The fissure eruptions of Miocene basalt in the Columbia River region and the even more voluminous Eocene basalts of the Olympic Mountains—Oregon Coast Range occupy two different tectonic settings. Each of these great piles of “tholeiitic” lavas shows almost no differentiation, and rocks of intermediate (andesitic) composition are generally absent.
In the adjacent “first cycle” Cascade Mountains, about 75 per cent of the volcanic rocks are andesites, though they range from olivine basalts to rhyolites. Violent steam explosions characterized their extrusion. The rocks are notably higher in CaO and Al2O3 than those of the adjacent basaltic provinces.
Rejuvenated or “second cycle” mountains,—the Rocky Mountains of Colorado—show a highly diversified volcanic sequence, including rhyolites, trachytes, latites, andesites, basalts, and also feldspathoidal lavas. Larsen’s studies of the San Juan area prove the coexistence and comingling of magmas of widely different compositions in spongy subterranean chambers.

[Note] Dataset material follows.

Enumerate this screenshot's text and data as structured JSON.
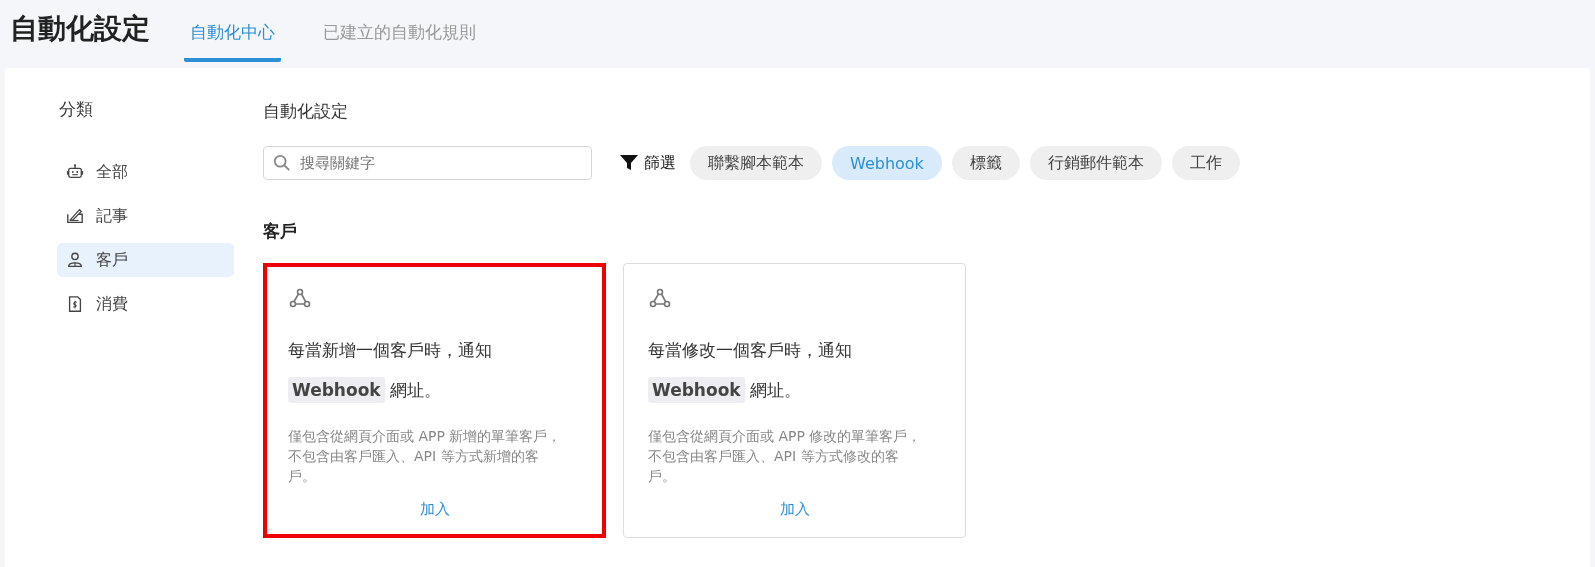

Tertiary igneous sequences occur in the elevated continental plates on both sides of the Rockies. The laccolithic complexes of the Colorado Plateau and the diorite-syenite-shonkinite (or lamprophyre) complexes found east of the Rockies resemble the San Juan sequence but are more alkalic. Still more alkalic are the highly feldspathoidal and ferromagnesian extrusives of the Navajo-Hopi country, which in their general features resemble the highly alkalic and ultramafic volcanic rocks of Uganda.
Such alkalic mafic lavas commonly appear in small volume on the Precambrian shields. Common associates are intrusive complexes of alnoite, kimberlite, and mica peridotite. Also present on some shields are voluminous piles of tholeiitic basalt. The igneous cycle has ended; a new one begins.
The widely held theory that all volcanic rocks originate by differentiation of basalt does not seem to fit this complex picture. The following hypothesis, admittedly oversimplified, is tentatively offered: Tholeiitic magma arises in a deep universal earth shell, but the fissure eruptions do not tap a great molten pool undergoing crystal differentiation. Differentiation occurs only after irruption to high levels.
When a submarine trough is downbuckled into a tectogene, water plus other easily removable constituents are distilled from the metamorphosing geosynclinal sediments. These mix with the primitive tholeiite, modifying it to highly explosive steam-rich andesitic magma.
Continued metamorphism of the tectogene root ultimately results in partial melting, causing the rise of trondjhemitic and granodioritic batholiths which may invade the slightly older extrusive andesites.
Successive periods of anatexis will sweat upward more and more of the granitic fractions of the tectogene. Left behind in the dwindling root, the refractory greenstones, limestones, and serpentines have meanwhile been dehydrated by increasing metamorphism to amphibolites, skarns, and uralitized or biotized ultramafics. Locally these refractory hornblende- and biotite-rich rocks may be partially melted and erupted to produce the highly alkalic mafic lavas that characterize shields and continental plates.